Tom Ellis - Keeping track of results

A lot of the research I have done could be described as “exploratory”, where there is no specific hypothesis being tested but we expected to find something interesting (a more cynical observer might describe this as a “fishing expedition”). That means generating lots of results, but expecting most to either not show anything interesting, or to demand refinement or raise additional questions. However, I do want to keep track of the things that ‘haven’t worked’.

My approach to this is to try and conceptually divide questions into individual, bite-sized results, and ensure I have a dedicated results subfolder inside my main results directory. I order results chronologically. Inside each result subdirectory I have a file called result_summary.md where I summarise what I did and what I found. The goal is that this should be really fast to parse.

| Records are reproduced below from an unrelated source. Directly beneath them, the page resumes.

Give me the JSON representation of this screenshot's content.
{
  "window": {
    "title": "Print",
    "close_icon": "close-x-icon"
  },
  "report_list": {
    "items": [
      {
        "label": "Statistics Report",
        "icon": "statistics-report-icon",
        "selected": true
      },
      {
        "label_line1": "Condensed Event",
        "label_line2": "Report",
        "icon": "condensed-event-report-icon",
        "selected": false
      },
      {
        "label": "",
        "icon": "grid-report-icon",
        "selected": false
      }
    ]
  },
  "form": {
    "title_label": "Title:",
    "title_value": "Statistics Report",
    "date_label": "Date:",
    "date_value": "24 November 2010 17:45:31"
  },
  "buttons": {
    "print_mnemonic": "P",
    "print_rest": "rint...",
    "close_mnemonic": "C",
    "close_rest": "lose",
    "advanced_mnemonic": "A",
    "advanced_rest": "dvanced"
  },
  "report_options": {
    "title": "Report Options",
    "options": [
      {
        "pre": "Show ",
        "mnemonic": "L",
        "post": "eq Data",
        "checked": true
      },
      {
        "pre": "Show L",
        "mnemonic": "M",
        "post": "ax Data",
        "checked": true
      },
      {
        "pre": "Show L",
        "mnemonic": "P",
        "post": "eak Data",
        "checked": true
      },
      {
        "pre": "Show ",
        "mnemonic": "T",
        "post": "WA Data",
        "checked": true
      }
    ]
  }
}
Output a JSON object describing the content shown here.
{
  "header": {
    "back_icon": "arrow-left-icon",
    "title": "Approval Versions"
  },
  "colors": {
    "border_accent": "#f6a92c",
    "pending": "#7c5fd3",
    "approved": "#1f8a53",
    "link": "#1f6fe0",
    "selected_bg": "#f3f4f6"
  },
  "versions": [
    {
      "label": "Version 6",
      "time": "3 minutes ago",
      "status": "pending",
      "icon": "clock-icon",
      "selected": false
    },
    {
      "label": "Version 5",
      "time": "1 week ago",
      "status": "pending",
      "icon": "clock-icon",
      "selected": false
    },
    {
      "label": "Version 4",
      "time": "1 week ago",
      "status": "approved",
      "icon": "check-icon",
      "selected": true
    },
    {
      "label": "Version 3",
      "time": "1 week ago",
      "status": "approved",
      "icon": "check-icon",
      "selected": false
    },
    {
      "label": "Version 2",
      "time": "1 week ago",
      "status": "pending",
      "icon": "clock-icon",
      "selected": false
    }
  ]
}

Below is an example results summary file. You can find examples from real projects here or here.

# Plot the decay in LD over short distances

**Date:** 5th May 2022
**Author:** Tom Ellis

## Background

Linkage disequlibrium after one round of random mating ought
to be half that of parents.
Compare the decay of LD over short distances.

## What did you do?

- `01_get_LD.sh` calculates LD in plink.
- `02_plot_LD.R` plots the results

## Main conclusion

LD starts lower and decays faster in the progeny than in the
parents.
At distances of 100kb LD levels out at about
    r2=0.07 in the parents
    r2=0.05 in the progeny
So there is less of a difference than one would expect.

## Caveats

LD is lower than the parents even within 100bp.
I suspect something has gone wrong with the imputation.

## Follow-up

- Compare this with the non-imputed data.
- Calculate LD as the D statistic instead of r2

There are five sections:

Background: What is the question, and how does this relate to previous results?
What did you do?: A summary of the scripts used to get the results. This can be brief, because the scripts themselves should contain more detail.
Main conclusion: A high-level summary of the result.
Caveats: Are there any caveats to be aware of about the data, code or results?
Follow-up: Do the current results raise any additional questions?

In particular, the caveats and follow-up sections are good to write at the time you do the work, because you will most likely forget this, and future-you will thank you.